Sometimes, it can come unstuck. Pattern Up and Spicebag faced online criticism for a joint stunt that saw them put up posters in Dublin advertising designated crack and heroin zones, intending to draw attention to addiction issues. “If people are getting upset you’re doing something right,” Spicebag says.

And while social media is a useful tool for subvertisers, tangible art is more powerful. “People are yearning for fucking real things,” Wolf says defiantly. Even if these real things are fake.

But why is subvertising art so appealing? Perhaps it’s the rush from making something so immediate. “You can’t really beat it, because you could have an idea in the morning and then that afternoon you can put it out there,” says Imbue. “Maybe people really like it, and maybe it flops, but either way, it doesn’t really matter.”

By using the same fonts, graphics and logos as the work they are aping, the fakes carry the same power as actual adverts. “It’s calling people out in a way that people understand. It’s a really effective way to send a message,” says Brewster-Doherty.

Wolf agrees: “As soon as you put art into the format of advertising it’s a language everyone can relate to, which is fucking dark. It’s comforting for people. Objects have power.”

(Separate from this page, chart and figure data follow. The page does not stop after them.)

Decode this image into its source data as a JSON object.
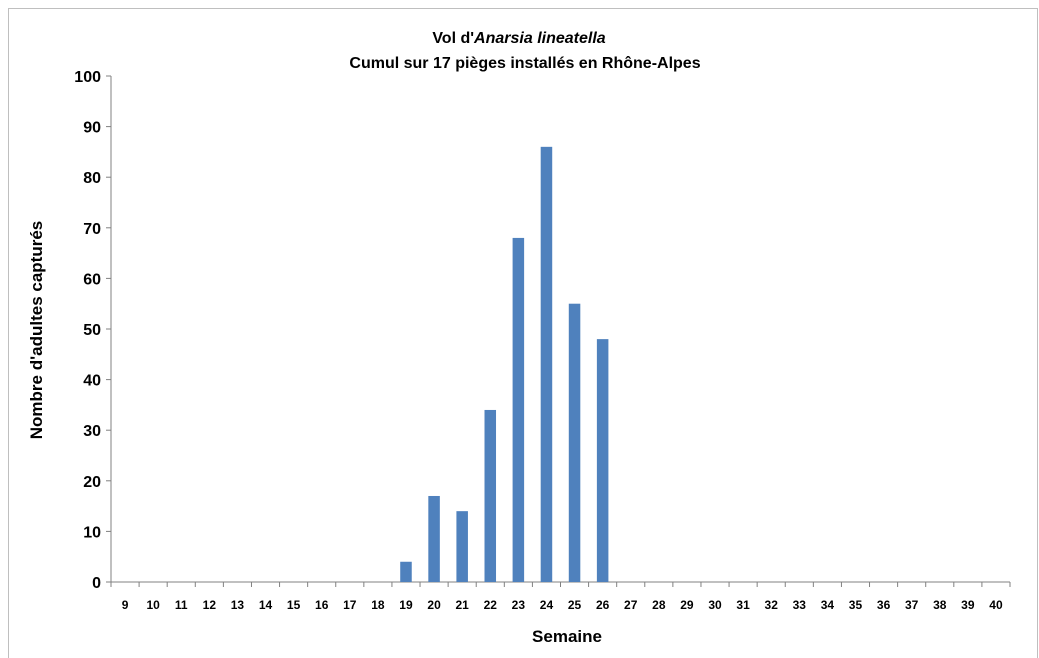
{
  "chart_data": {
    "type": "bar",
    "title_prefix": "Vol d'",
    "title_species": "Anarsia lineatella",
    "subtitle": "Cumul sur 17 pièges installés en Rhône-Alpes",
    "xlabel": "Semaine",
    "ylabel": "Nombre  d'adultes capturés",
    "ylim": [
      0,
      100
    ],
    "yticks": [
      0,
      10,
      20,
      30,
      40,
      50,
      60,
      70,
      80,
      90,
      100
    ],
    "grid": false,
    "legend": "none",
    "bar_color": "#4f81bd",
    "categories": [
      "9",
      "10",
      "11",
      "12",
      "13",
      "14",
      "15",
      "16",
      "17",
      "18",
      "19",
      "20",
      "21",
      "22",
      "23",
      "24",
      "25",
      "26",
      "27",
      "28",
      "29",
      "30",
      "31",
      "32",
      "33",
      "34",
      "35",
      "36",
      "37",
      "38",
      "39",
      "40"
    ],
    "values": [
      0,
      0,
      0,
      0,
      0,
      0,
      0,
      0,
      0,
      0,
      4,
      17,
      14,
      34,
      68,
      86,
      55,
      48,
      0,
      0,
      0,
      0,
      0,
      0,
      0,
      0,
      0,
      0,
      0,
      0,
      0,
      0
    ]
  }
}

So much so, the collectives believe that it is possible to change people’s perceptions through their pranks. “It’s nice to put a spin or clever twist on something familiar and make someone do a double take and maybe question their perspective,” says Imbue.

With Labour winning in a landslide, the polling booth portable toilet turned out to be a portent of the Conservatives’ own journey down the pan. But what do the subvertisers think of the election result?

“Hopefully it brings some needed change and fewer cuts to the creative industries,” says Imbue.

Wolf is also optimistic: “I feel relieved. Even though Keir Starmer is probably a bit of a dick, he’s a human rights lawyer and better compared with Rishi and all the pricks that came before him.”

Pattern Up are less upbeat; they have already put up a billboard featuring Starmer with Thatcher’s back-combed barnet. It is clear that a change in government won’t stop them from making politicised art. Starmer has talked about putting an end to sticking-plaster politics for years. But plastering political stickers on walls isn’t stopping any time soon.

Cease and Resist takes place at Camden Open Air Gallery, London, 2 August to 6 September.